Julie et Olivier devisent. ‘Sympathisé, bien.’ On passe, discrets. Chambre d’amis : lit king size, odeur de linge frais. Porte claquée. Il me plaque au mur. ‘T’es à moi, salope d’app.’ Chemisier arraché, seins libres, tétons durs comme cailloux. ‘Putain, ces nichons parfaits.’ Il mordille, aspire fort, douleur-plaisir qui file au ventre. Jupette tombe, slip déchiré. ‘À genoux, suce-moi.’ Bite épaisse, veines gonflées, goût pré-cum salé. Je l’avale profond, gorge qui se contracte, bruits de succion obscènes. Il grogne : ‘Comme sur les vocaux, t’avales tout.’ Il me relève, jette sur lit. Jambes écartées. ‘Regarde cette chatte ruisselante.’ Doigts en moi, trois d’un coup, pistonné. Je couine, bassin qui ondule. ‘Baise-moi, Julien, maintenant !’ Il enfonce sa queue d’un trait, jusqu’aux couilles. ‘T’es serrée, pute.’ Va-et-vient sauvage, lit qui grince, claquements de peaux moites. Seins pétri dur, ongles qui griffent. ‘Plus fort, punis-moi !’ Il me retourne, fesses en l’air, claques qui résonnent, rougeur brûlante. Re-plongée, chien bestial. ‘Jouis pour moi, crie !’ Orgasme explose, spasmes violents, jus qui gicle sur draps. Il jouit dedans, grognant, remplissant chaud.

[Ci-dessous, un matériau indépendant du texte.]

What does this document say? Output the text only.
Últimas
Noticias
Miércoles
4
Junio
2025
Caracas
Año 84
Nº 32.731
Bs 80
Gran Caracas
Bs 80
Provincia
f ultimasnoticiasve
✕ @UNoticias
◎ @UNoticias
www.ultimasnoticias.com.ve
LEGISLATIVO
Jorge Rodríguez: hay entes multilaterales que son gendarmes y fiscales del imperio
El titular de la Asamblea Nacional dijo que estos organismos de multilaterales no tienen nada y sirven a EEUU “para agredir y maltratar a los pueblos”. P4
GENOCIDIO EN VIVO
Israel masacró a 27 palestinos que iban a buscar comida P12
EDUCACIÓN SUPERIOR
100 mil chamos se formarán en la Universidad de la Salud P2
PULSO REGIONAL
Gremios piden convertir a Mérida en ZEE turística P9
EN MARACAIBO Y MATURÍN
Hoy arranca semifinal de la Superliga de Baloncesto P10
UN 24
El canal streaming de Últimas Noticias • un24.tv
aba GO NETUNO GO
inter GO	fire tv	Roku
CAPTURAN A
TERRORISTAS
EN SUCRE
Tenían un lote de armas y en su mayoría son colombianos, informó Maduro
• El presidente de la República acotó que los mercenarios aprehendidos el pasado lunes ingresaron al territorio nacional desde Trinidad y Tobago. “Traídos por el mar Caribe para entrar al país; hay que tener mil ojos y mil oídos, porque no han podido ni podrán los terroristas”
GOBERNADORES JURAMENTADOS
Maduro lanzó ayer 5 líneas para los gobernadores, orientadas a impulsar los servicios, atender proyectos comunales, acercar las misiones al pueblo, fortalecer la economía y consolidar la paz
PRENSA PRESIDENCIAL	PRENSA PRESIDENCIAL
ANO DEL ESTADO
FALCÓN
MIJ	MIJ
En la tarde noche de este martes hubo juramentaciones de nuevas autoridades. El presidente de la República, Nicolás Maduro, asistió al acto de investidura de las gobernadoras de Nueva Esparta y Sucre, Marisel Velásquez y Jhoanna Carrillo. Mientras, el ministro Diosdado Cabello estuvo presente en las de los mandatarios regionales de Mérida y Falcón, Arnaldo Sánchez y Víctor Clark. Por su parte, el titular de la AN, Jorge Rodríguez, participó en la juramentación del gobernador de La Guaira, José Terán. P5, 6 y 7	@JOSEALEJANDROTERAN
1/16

L’Approche : Du Chat Virtuel au Frisson Réel
Corps en sueur emmêlés, respiration saccadée. Téléphone vibre : Olivier ? Julien soupire : ‘Julie attend.’ Je me rhabille vite, sans slip. Baiser fugace, goût de nous. ‘À plus sur l’app ?’ Sourire. Dehors, couples disent au revoir. Dans la voiture, Olivier morose, main sur ma cuisse nue. Silence. Chez nous, il me baise sauvagement, jaloux sans savoir. Moi, je bloque Julien direct. Swipe suivant déjà en tête. Adrénaline retombée, je suis redevenue l’étrangère des écrans. Prochain match, prochain frisson.